Tecridin savaş politikasının bir parçası olduğunu kaydeden Sebahat, Kürt kadınların bu gerçeği gördüğü için tecride hayır dediğini, Kürt sorununun diyalog ve müzakere ile çözümü için mücadele ettiğini dile getirdi. Sebahat, “Türkiye kadın hareketi ve feminist hareketin Kürt kadınların bu mücadelesine anlam vermesi ve dayanışma içinde olması, barışı, birlikte inşa etmek açısından önemlidir.
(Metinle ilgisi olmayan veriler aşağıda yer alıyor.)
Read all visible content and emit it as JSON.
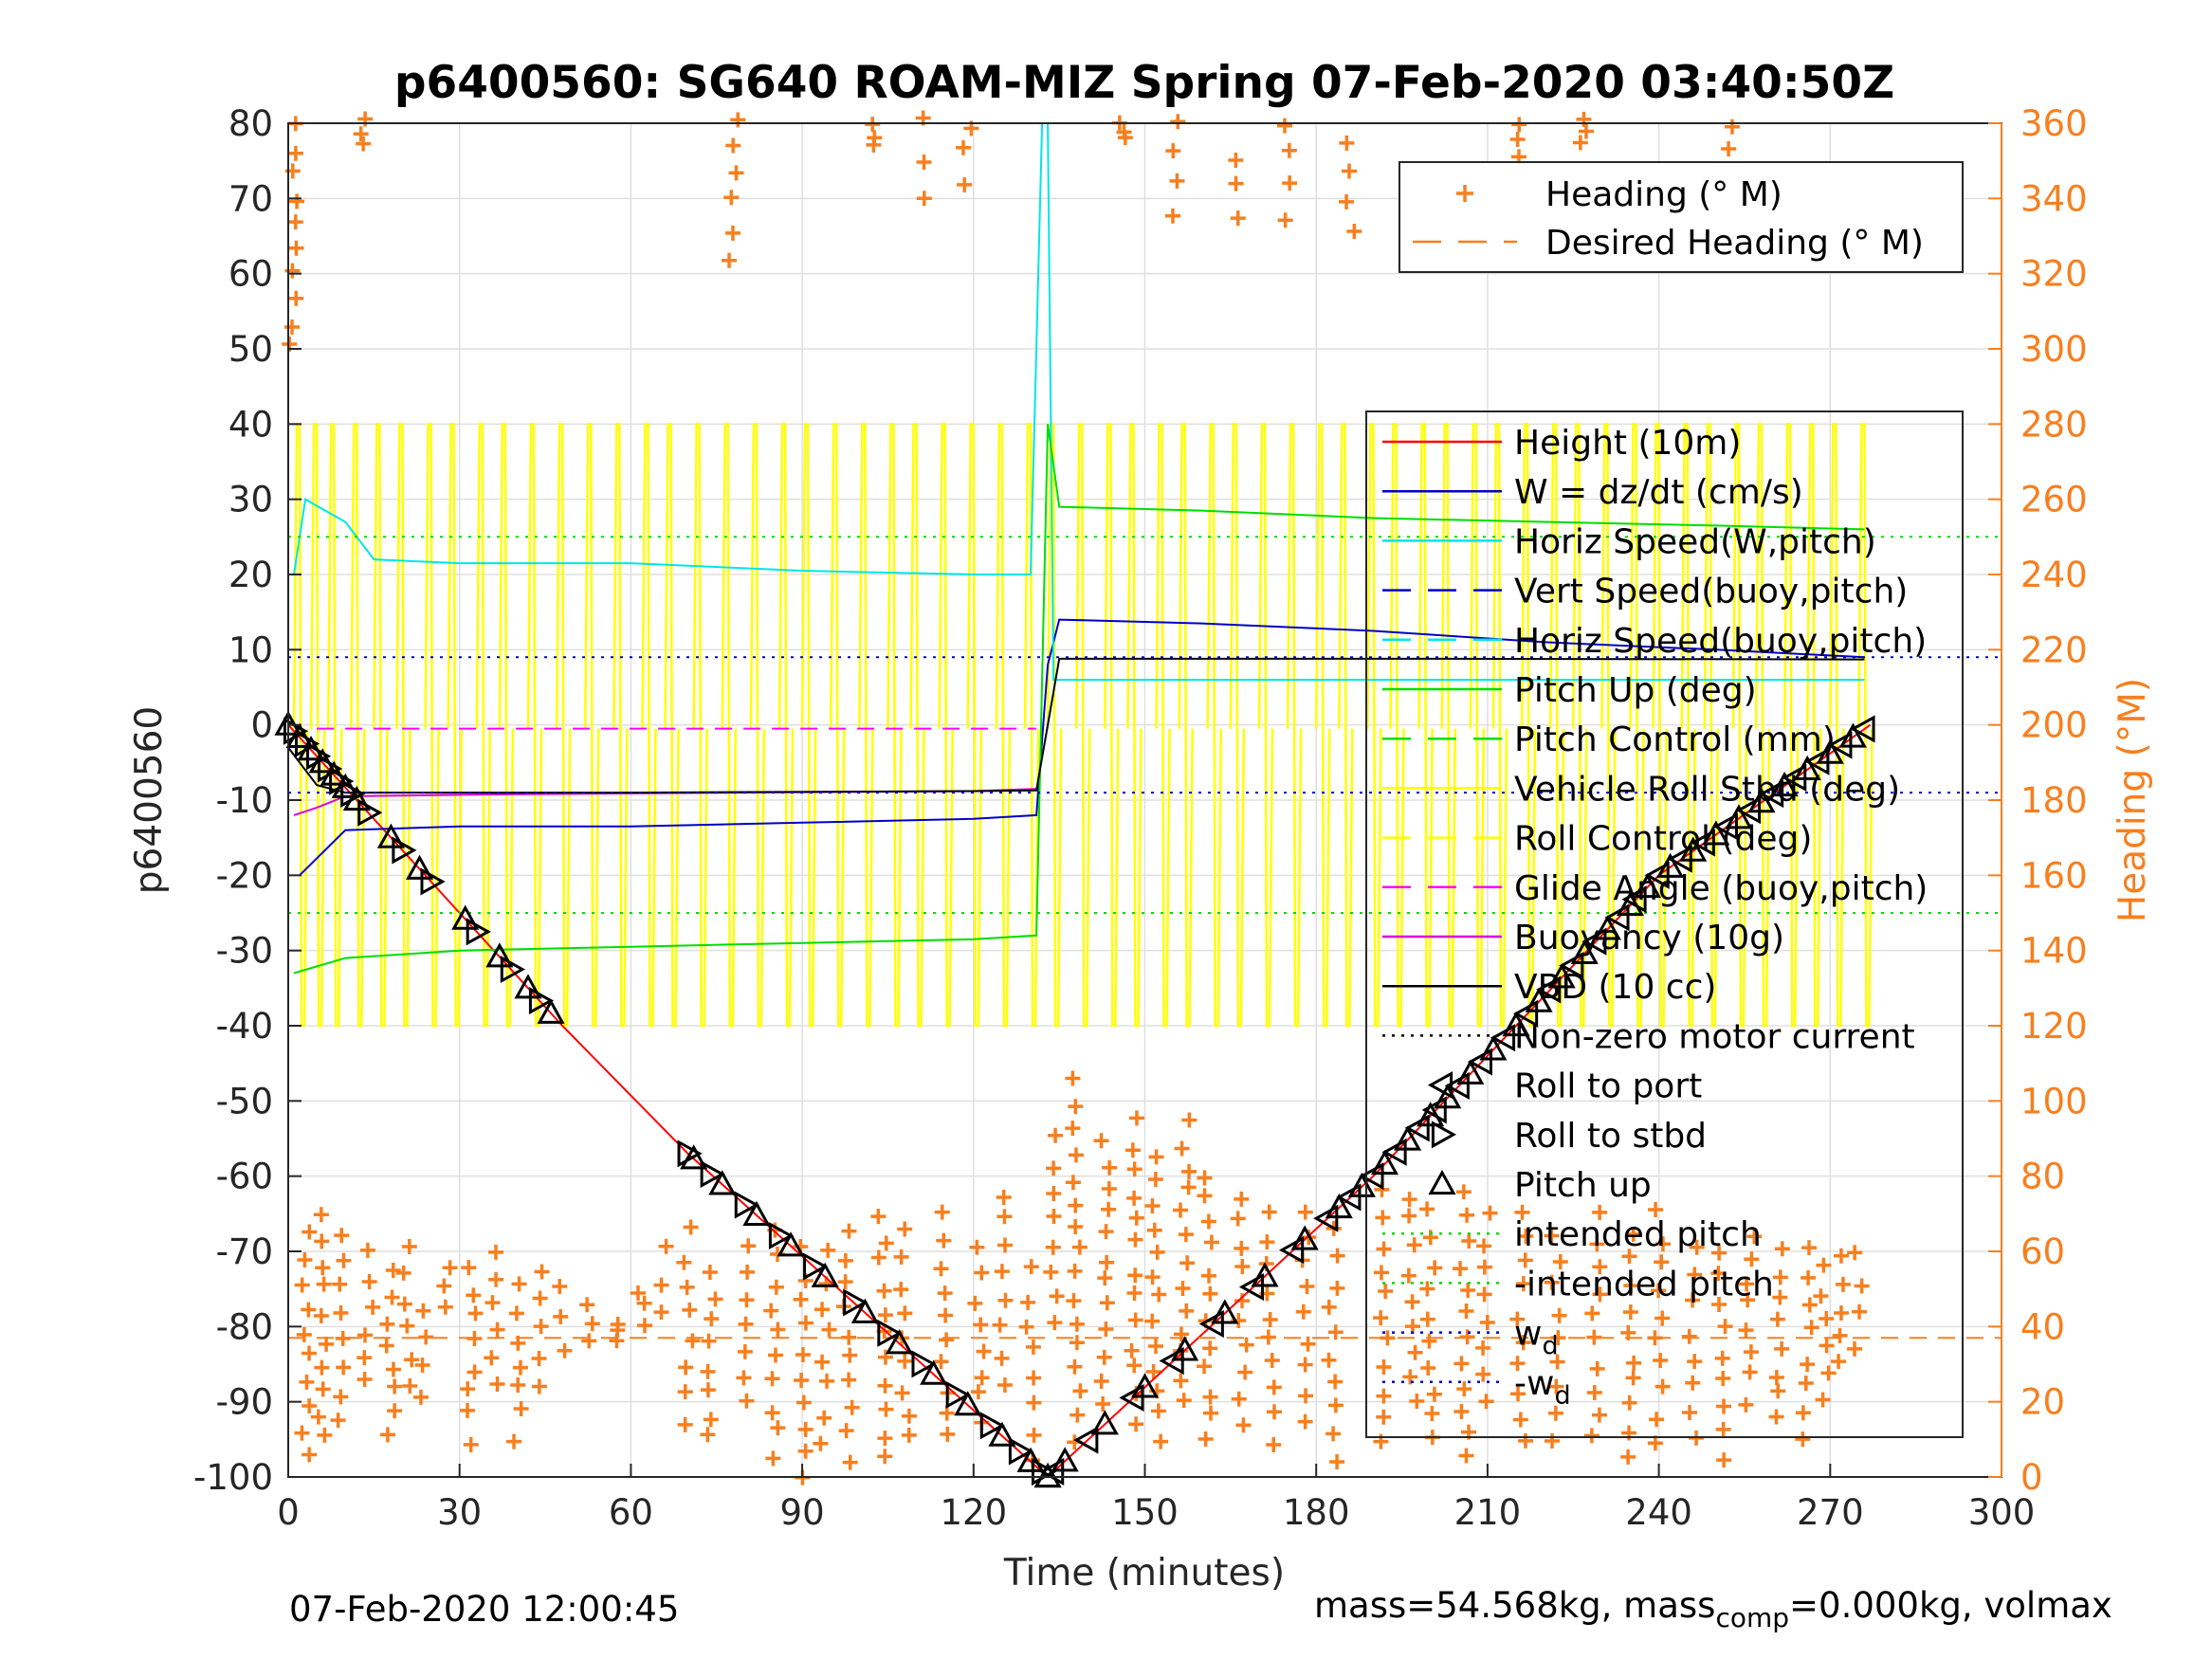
{
  "chart_data": {
    "type": "line",
    "title": "p6400560: SG640 ROAM-MIZ Spring 07-Feb-2020 03:40:50Z",
    "xlabel": "Time (minutes)",
    "ylabel_left": "p6400560",
    "ylabel_right": "Heading (°M)",
    "xlim": [
      0,
      300
    ],
    "ylim_left": [
      -100,
      80
    ],
    "ylim_right": [
      0,
      360
    ],
    "x_ticks": [
      "0",
      "30",
      "60",
      "90",
      "120",
      "150",
      "180",
      "210",
      "240",
      "270",
      "300"
    ],
    "y_ticks_left": [
      "80",
      "70",
      "60",
      "50",
      "40",
      "30",
      "20",
      "10",
      "0",
      "-10",
      "-20",
      "-30",
      "-40",
      "-50",
      "-60",
      "-70",
      "-80",
      "-90",
      "-100"
    ],
    "y_ticks_right": [
      "360",
      "340",
      "320",
      "300",
      "280",
      "260",
      "240",
      "220",
      "200",
      "180",
      "160",
      "140",
      "120",
      "100",
      "80",
      "60",
      "40",
      "20",
      "0"
    ],
    "grid": true,
    "legend_top": {
      "placement": "top-right",
      "entries": [
        {
          "label": "Heading (° M)",
          "color": "#f77f1e",
          "style": "plus"
        },
        {
          "label": "Desired Heading (° M)",
          "color": "#f77f1e",
          "style": "dash"
        }
      ]
    },
    "legend_main": {
      "placement": "right",
      "entries": [
        {
          "label": "Height (10m)",
          "color": "#ff0000",
          "style": "solid"
        },
        {
          "label": "W = dz/dt (cm/s)",
          "color": "#0000c8",
          "style": "solid"
        },
        {
          "label": "Horiz Speed(W,pitch)",
          "color": "#00e6e6",
          "style": "solid"
        },
        {
          "label": "Vert Speed(buoy,pitch)",
          "color": "#0000c8",
          "style": "dash"
        },
        {
          "label": "Horiz Speed(buoy,pitch)",
          "color": "#00e6e6",
          "style": "dash"
        },
        {
          "label": "Pitch Up (deg)",
          "color": "#00dd00",
          "style": "solid"
        },
        {
          "label": "Pitch Control (mm)",
          "color": "#00dd00",
          "style": "dash"
        },
        {
          "label": "Vehicle Roll Stbd (deg)",
          "color": "#ffff00",
          "style": "solid"
        },
        {
          "label": "Roll Control (deg)",
          "color": "#ffff00",
          "style": "dash"
        },
        {
          "label": "Glide Angle (buoy,pitch)",
          "color": "#ff00ff",
          "style": "dash"
        },
        {
          "label": "Buoyancy (10g)",
          "color": "#dd00dd",
          "style": "solid"
        },
        {
          "label": "VBD (10 cc)",
          "color": "#000000",
          "style": "solid"
        },
        {
          "label": "Non-zero motor current",
          "color": "#000000",
          "style": "dot"
        },
        {
          "label": "Roll to port",
          "color": "#000000",
          "style": "tri-left"
        },
        {
          "label": "Roll to stbd",
          "color": "#000000",
          "style": "tri-right"
        },
        {
          "label": "Pitch up",
          "color": "#000000",
          "style": "tri-up"
        },
        {
          "label": "intended pitch",
          "color": "#00dd00",
          "style": "dot"
        },
        {
          "label": "-intended pitch",
          "color": "#00dd00",
          "style": "dot"
        },
        {
          "label": "w",
          "sub": "d",
          "color": "#0000c8",
          "style": "dot"
        },
        {
          "label": "-w",
          "sub": "d",
          "color": "#0000c8",
          "style": "dot"
        }
      ]
    },
    "series": [
      {
        "name": "Height (10m)",
        "color": "#ff0000",
        "x": [
          0,
          48,
          70,
          133,
          190,
          240,
          277
        ],
        "y": [
          0,
          -40,
          -57,
          -100,
          -60,
          -20,
          0
        ]
      },
      {
        "name": "W = dz/dt (cm/s)",
        "color": "#0000c8",
        "x": [
          2,
          10,
          30,
          60,
          90,
          120,
          131,
          133,
          135,
          160,
          190,
          220,
          250,
          276
        ],
        "y": [
          -20,
          -14,
          -13.5,
          -13.5,
          -13,
          -12.5,
          -12,
          8,
          14,
          13.5,
          12.5,
          11,
          10,
          9
        ]
      },
      {
        "name": "Horiz Speed(W,pitch)",
        "color": "#00e6e6",
        "x": [
          1,
          3,
          10,
          15,
          30,
          60,
          90,
          120,
          130,
          132,
          133,
          134,
          140,
          276
        ],
        "y": [
          20,
          30,
          27,
          22,
          21.5,
          21.5,
          20.5,
          20,
          20,
          80,
          80,
          6,
          6,
          6
        ]
      },
      {
        "name": "Pitch Up (deg)",
        "color": "#00dd00",
        "x": [
          1,
          10,
          30,
          60,
          90,
          120,
          131,
          133,
          135,
          160,
          190,
          220,
          250,
          276
        ],
        "y": [
          -33,
          -31,
          -30,
          -29.5,
          -29,
          -28.5,
          -28,
          40,
          29,
          28.5,
          27.5,
          27,
          26.5,
          26
        ]
      },
      {
        "name": "Buoyancy (10g)",
        "color": "#dd00dd",
        "x": [
          1,
          5,
          10,
          40,
          80,
          120,
          131
        ],
        "y": [
          -12,
          -11,
          -9.5,
          -9.2,
          -9,
          -8.8,
          -8.5
        ]
      },
      {
        "name": "VBD (10 cc)",
        "color": "#000000",
        "x": [
          0,
          5,
          10,
          60,
          120,
          131,
          133,
          135,
          200,
          276
        ],
        "y": [
          -3,
          -8,
          -9,
          -9,
          -8.8,
          -8.7,
          0,
          8.8,
          8.8,
          8.7
        ]
      },
      {
        "name": "Glide Angle (buoy,pitch)",
        "color": "#ff00ff",
        "x": [
          5,
          131
        ],
        "y": [
          -0.5,
          -0.5
        ]
      },
      {
        "name": "intended pitch",
        "color": "#00dd00",
        "x": [
          0,
          300
        ],
        "y": [
          25,
          25
        ]
      },
      {
        "name": "-intended pitch",
        "color": "#00dd00",
        "x": [
          0,
          300
        ],
        "y": [
          -25,
          -25
        ]
      },
      {
        "name": "w_d",
        "color": "#0000c8",
        "x": [
          0,
          300
        ],
        "y": [
          9,
          9
        ]
      },
      {
        "name": "-w_d",
        "color": "#0000c8",
        "x": [
          0,
          300
        ],
        "y": [
          -9,
          -9
        ]
      },
      {
        "name": "Desired Heading (° M)",
        "color": "#f77f1e",
        "axis": "right",
        "x": [
          0,
          300
        ],
        "y": [
          37,
          37
        ]
      }
    ],
    "heading_clusters": [
      {
        "t": 1,
        "lo": 300,
        "hi": 360
      },
      {
        "t": 3,
        "lo": 5,
        "hi": 65
      },
      {
        "t": 6,
        "lo": 10,
        "hi": 70
      },
      {
        "t": 9,
        "lo": 15,
        "hi": 65
      },
      {
        "t": 13,
        "lo": 355,
        "hi": 360
      },
      {
        "t": 14,
        "lo": 25,
        "hi": 60
      },
      {
        "t": 18,
        "lo": 10,
        "hi": 55
      },
      {
        "t": 21,
        "lo": 25,
        "hi": 60
      },
      {
        "t": 24,
        "lo": 20,
        "hi": 45
      },
      {
        "t": 28,
        "lo": 45,
        "hi": 55
      },
      {
        "t": 32,
        "lo": 10,
        "hi": 55
      },
      {
        "t": 36,
        "lo": 25,
        "hi": 60
      },
      {
        "t": 40,
        "lo": 10,
        "hi": 50
      },
      {
        "t": 44,
        "lo": 25,
        "hi": 55
      },
      {
        "t": 48,
        "lo": 35,
        "hi": 50
      },
      {
        "t": 53,
        "lo": 37,
        "hi": 45
      },
      {
        "t": 57,
        "lo": 35,
        "hi": 42
      },
      {
        "t": 62,
        "lo": 40,
        "hi": 50
      },
      {
        "t": 66,
        "lo": 45,
        "hi": 60
      },
      {
        "t": 70,
        "lo": 15,
        "hi": 65
      },
      {
        "t": 74,
        "lo": 10,
        "hi": 55
      },
      {
        "t": 78,
        "lo": 325,
        "hi": 360
      },
      {
        "t": 80,
        "lo": 20,
        "hi": 60
      },
      {
        "t": 85,
        "lo": 5,
        "hi": 65
      },
      {
        "t": 90,
        "lo": 0,
        "hi": 60
      },
      {
        "t": 94,
        "lo": 10,
        "hi": 60
      },
      {
        "t": 98,
        "lo": 5,
        "hi": 65
      },
      {
        "t": 102,
        "lo": 355,
        "hi": 360
      },
      {
        "t": 104,
        "lo": 5,
        "hi": 70
      },
      {
        "t": 108,
        "lo": 10,
        "hi": 65
      },
      {
        "t": 111,
        "lo": 340,
        "hi": 360
      },
      {
        "t": 115,
        "lo": 10,
        "hi": 70
      },
      {
        "t": 119,
        "lo": 345,
        "hi": 360
      },
      {
        "t": 121,
        "lo": 15,
        "hi": 60
      },
      {
        "t": 125,
        "lo": 25,
        "hi": 75
      },
      {
        "t": 130,
        "lo": 5,
        "hi": 55
      },
      {
        "t": 134,
        "lo": 40,
        "hi": 90
      },
      {
        "t": 138,
        "lo": 10,
        "hi": 105
      },
      {
        "t": 143,
        "lo": 20,
        "hi": 90
      },
      {
        "t": 146,
        "lo": 355,
        "hi": 360
      },
      {
        "t": 148,
        "lo": 15,
        "hi": 95
      },
      {
        "t": 152,
        "lo": 10,
        "hi": 85
      },
      {
        "t": 155,
        "lo": 335,
        "hi": 360
      },
      {
        "t": 157,
        "lo": 20,
        "hi": 95
      },
      {
        "t": 161,
        "lo": 10,
        "hi": 80
      },
      {
        "t": 166,
        "lo": 335,
        "hi": 350
      },
      {
        "t": 167,
        "lo": 15,
        "hi": 75
      },
      {
        "t": 172,
        "lo": 10,
        "hi": 70
      },
      {
        "t": 175,
        "lo": 335,
        "hi": 360
      },
      {
        "t": 178,
        "lo": 15,
        "hi": 70
      },
      {
        "t": 183,
        "lo": 5,
        "hi": 65
      },
      {
        "t": 186,
        "lo": 330,
        "hi": 355
      },
      {
        "t": 192,
        "lo": 10,
        "hi": 75
      },
      {
        "t": 197,
        "lo": 20,
        "hi": 75
      },
      {
        "t": 200,
        "lo": 10,
        "hi": 70
      },
      {
        "t": 206,
        "lo": 5,
        "hi": 75
      },
      {
        "t": 210,
        "lo": 20,
        "hi": 70
      },
      {
        "t": 215,
        "lo": 350,
        "hi": 360
      },
      {
        "t": 216,
        "lo": 10,
        "hi": 70
      },
      {
        "t": 222,
        "lo": 10,
        "hi": 65
      },
      {
        "t": 227,
        "lo": 355,
        "hi": 360
      },
      {
        "t": 229,
        "lo": 10,
        "hi": 70
      },
      {
        "t": 235,
        "lo": 5,
        "hi": 65
      },
      {
        "t": 240,
        "lo": 10,
        "hi": 70
      },
      {
        "t": 246,
        "lo": 10,
        "hi": 60
      },
      {
        "t": 251,
        "lo": 5,
        "hi": 60
      },
      {
        "t": 253,
        "lo": 330,
        "hi": 360
      },
      {
        "t": 256,
        "lo": 20,
        "hi": 65
      },
      {
        "t": 261,
        "lo": 15,
        "hi": 60
      },
      {
        "t": 266,
        "lo": 10,
        "hi": 60
      },
      {
        "t": 269,
        "lo": 20,
        "hi": 55
      },
      {
        "t": 272,
        "lo": 30,
        "hi": 60
      },
      {
        "t": 275,
        "lo": 35,
        "hi": 60
      }
    ],
    "roll_spikes_x": [
      2,
      5,
      8,
      12,
      16,
      20,
      25,
      29,
      34,
      38,
      43,
      48,
      53,
      58,
      63,
      67,
      72,
      77,
      82,
      87,
      91,
      96,
      101,
      106,
      110,
      115,
      120,
      125,
      130,
      134,
      139,
      144,
      148,
      153,
      157,
      162,
      166,
      171,
      176,
      181,
      185,
      190,
      194,
      199,
      203,
      208,
      212,
      217,
      222,
      226,
      231,
      236,
      240,
      245,
      249,
      254,
      258,
      263,
      267,
      271,
      276
    ],
    "markers": {
      "descent_t": [
        0,
        1,
        2,
        3,
        4,
        5,
        6,
        7,
        8,
        9,
        10,
        11,
        12,
        14,
        18,
        20,
        23,
        25,
        31,
        33,
        37,
        39,
        42,
        44,
        46,
        70,
        71,
        74,
        76,
        80,
        82,
        86,
        88,
        92,
        94,
        99,
        101,
        105,
        107,
        111,
        113,
        117,
        119,
        123,
        125,
        128,
        130,
        132,
        133
      ],
      "ascent_t": [
        133,
        134,
        136,
        140,
        143,
        148,
        150,
        155,
        157,
        162,
        164,
        169,
        171,
        176,
        178,
        182,
        184,
        186,
        188,
        190,
        192,
        194,
        196,
        198,
        200,
        201,
        203,
        205,
        207,
        209,
        211,
        213,
        215,
        217,
        219,
        221,
        223,
        225,
        227,
        229,
        231,
        233,
        235,
        236,
        238,
        240,
        242,
        244,
        246,
        248,
        250,
        252,
        254,
        256,
        258,
        260,
        262,
        264,
        266,
        268,
        270,
        272,
        274,
        276
      ]
    }
  },
  "footer": {
    "date": "07-Feb-2020 12:00:45",
    "mass_text_a": "mass=54.568kg, mass",
    "mass_sub": "comp",
    "mass_text_b": "=0.000kg, volmax"
  }
}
Kadın sorunlarına, kadına yönelik şiddete, ayrımcılığa, cinsiyetçiliğe karşı yan yana olurken, etnik kimliğimizden kaynaklı sorunlarda yan yana duramamak, Kürt sorununa yaklaşımdan kaynaklanmaktadır. Devletin ürettiği ‘bölücü’, ‘terörist’ kavramları kadınları bölen, ötekileştiren, kutuplaştıran, devlet şiddetinin, hukuksuzluğunu ve zulmünü meşrulaştıran bir işlem görmektedir. Türkiye devleti, Kürt kadınların örgütlü mücadelesinden korkmaktadır. Özgür kadın çizgisine karşı, kadınların binbir emekle yarattığı kazanımlara saldırmaktadır. Bir yandan Kürt gençlere yönelik uyuşturucu, fuhuş gibi yöntemlerle toplumu çürütmeye, mücadele gücünden yoksun bırakmaya çalışmaktadır. İşsizlik, yoksulluk, bir tas çorbaya muhtaç hale getirme devletin Kürt politikasının bir soncudur” dedi. 
 
‘Kadınlar ve gençler örgütlenmeli’
 
İktidarın, Kürtlerin kimlik sorununun hak ve özgürlük sorunu olmaktan ziyade durumu ekonomik sorun olarak yansıttığına değinen Sebahat, sözlerini şu şekilde tamamladı: “Kurdistan’da ekonomik yatırım yapmazken, ekonomiyi Kürtlüğünden vazgeçme, devlete biat etme aracı olarak kullanmaktadır. Kurdistan’da görevlendirdikleri asker, polis memurlarının gençleri uyuşturucuya alıştırma, fuhuş yaptırma, uyuşturucu satışına yol verme veya bunu işbirliği içinde olduğu çeteler aracılığıyla yaptırması devletin Kürt politikasından bağımsız değil. Batman’da genç bir kadına tecavüz eden Musa Orhan’ın korunması, Van’da askerlerin kadınlara saldırması, Kürt kadınların fuhuş bataklığına sürüklenmesi, uyuşturucu bağımlılığına ve uyuşturucu satışına aracı olanların korunmaları devletin politikasının bir yansıması olduğunu göstermeye yeter. Kürt illerinde Kürt çocuklarına panzer çarpması, polis kurşunuyla öldürülmesi, savaş uçakları ile bombalanması sonucu katledildiler. Sokak ortasında bekletilen cenazeler, Ekin Wan, Silopi’de bir genç kadının cenazesine yapılanlar vb. Birçok uygulaması ile devlet, insani, vicdani, dini tüm değerleri yerle bir etmekte, cezasızlık politikası ile Kürtlere karşı işlenen suçları aklamaktadır. Bu politikaları kabul etmek mümkün değil elbet. Buna karşı kadın ve gençliğin örgütlenmesi önemli” dedi.